Sunday 25 August 2024

Lawlessness

"Sargasso of Lost Starships" does not cross the line from sf into fantasy but Poul Anderson moves the text as far as he can in that direction:

"'We're entering the home of all lawlessness,' said Donovan. 'The realm of magic, the outlaw world of werebeasts and nightgangers. Can't you hear the wings outside? These ghosts are only the first sign. We'll have a plague of witches soon.'" (p. 392)

Donovan exaggerates. The "ghosts" are telekinetic and will not be followed by werebeasts, nightgangers or witches. But this is clearly the premise for an sf-fantasy synthesis: scientific laws in known space but magical lawlessness in the Black Nebula; spacemen learning to adjust from science and aliens to magic and ghosts. CS Lewis' Ransom Trilogy suggests that this is a false distinction. Ransom encounters beings that are equally extra-terrestrial and supernatural.

"Ghost world, ghost army, marching through an echoing windy solitude to its own weird " (p. 408)

The rest of this paragraph makes clear that this description is metaphorical. The marching army comprises:

"The men of the Imperial Solar Navy..." (ibid.)

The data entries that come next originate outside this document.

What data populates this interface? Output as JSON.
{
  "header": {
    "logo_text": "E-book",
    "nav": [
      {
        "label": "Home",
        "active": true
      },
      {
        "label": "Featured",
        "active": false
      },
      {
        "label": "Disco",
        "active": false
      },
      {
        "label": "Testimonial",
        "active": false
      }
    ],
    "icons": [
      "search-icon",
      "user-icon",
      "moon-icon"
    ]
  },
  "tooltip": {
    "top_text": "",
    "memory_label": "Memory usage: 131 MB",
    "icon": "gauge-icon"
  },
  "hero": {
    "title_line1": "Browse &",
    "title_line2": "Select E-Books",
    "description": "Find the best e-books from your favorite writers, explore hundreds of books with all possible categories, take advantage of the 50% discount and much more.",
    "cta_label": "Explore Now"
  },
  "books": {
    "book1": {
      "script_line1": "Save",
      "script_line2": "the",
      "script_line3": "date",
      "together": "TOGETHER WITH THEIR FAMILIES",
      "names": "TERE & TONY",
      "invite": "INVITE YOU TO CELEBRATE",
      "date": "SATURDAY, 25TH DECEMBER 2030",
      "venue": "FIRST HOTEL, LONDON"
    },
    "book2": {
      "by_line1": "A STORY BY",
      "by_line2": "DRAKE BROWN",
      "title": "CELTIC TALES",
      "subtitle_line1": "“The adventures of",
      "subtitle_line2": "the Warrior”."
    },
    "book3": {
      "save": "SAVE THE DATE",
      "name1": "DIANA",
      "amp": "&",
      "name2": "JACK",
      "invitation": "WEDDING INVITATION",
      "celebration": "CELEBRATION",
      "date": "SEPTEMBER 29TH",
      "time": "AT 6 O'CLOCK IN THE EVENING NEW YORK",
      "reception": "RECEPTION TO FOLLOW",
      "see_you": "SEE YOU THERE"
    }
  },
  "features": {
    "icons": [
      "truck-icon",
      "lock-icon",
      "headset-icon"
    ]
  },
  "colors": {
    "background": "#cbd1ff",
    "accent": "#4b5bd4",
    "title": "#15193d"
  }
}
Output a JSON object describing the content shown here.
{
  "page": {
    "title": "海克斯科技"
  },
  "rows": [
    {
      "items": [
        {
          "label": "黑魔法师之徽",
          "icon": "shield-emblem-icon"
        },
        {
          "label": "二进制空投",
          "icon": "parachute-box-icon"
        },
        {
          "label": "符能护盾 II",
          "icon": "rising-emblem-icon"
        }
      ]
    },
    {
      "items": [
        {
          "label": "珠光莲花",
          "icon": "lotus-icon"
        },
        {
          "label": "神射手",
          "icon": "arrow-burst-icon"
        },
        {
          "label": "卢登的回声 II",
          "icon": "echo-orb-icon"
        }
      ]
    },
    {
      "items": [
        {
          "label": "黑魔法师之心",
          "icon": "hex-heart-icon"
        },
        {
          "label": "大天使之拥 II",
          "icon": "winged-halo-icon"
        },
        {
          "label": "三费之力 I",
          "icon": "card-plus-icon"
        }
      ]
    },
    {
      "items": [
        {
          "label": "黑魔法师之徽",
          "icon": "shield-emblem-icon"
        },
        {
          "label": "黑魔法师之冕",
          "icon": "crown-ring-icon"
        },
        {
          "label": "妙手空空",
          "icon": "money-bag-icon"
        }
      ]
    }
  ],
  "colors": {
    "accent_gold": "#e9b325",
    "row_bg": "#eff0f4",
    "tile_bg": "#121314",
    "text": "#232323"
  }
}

- but Anderson will later write heroic fantasies about men in long ships and their weirds.

1 comment:

Sean M. Brooks said...

Kaor, Paul!

The illustration you chose reminded me of how I was dissatisfied the first time I read WAR OF THE GODS, because I thought it was too closely derived from Scandinavian mythology. But I changed my mind after I read WAR a second time, coming to a much higher opinion of the book.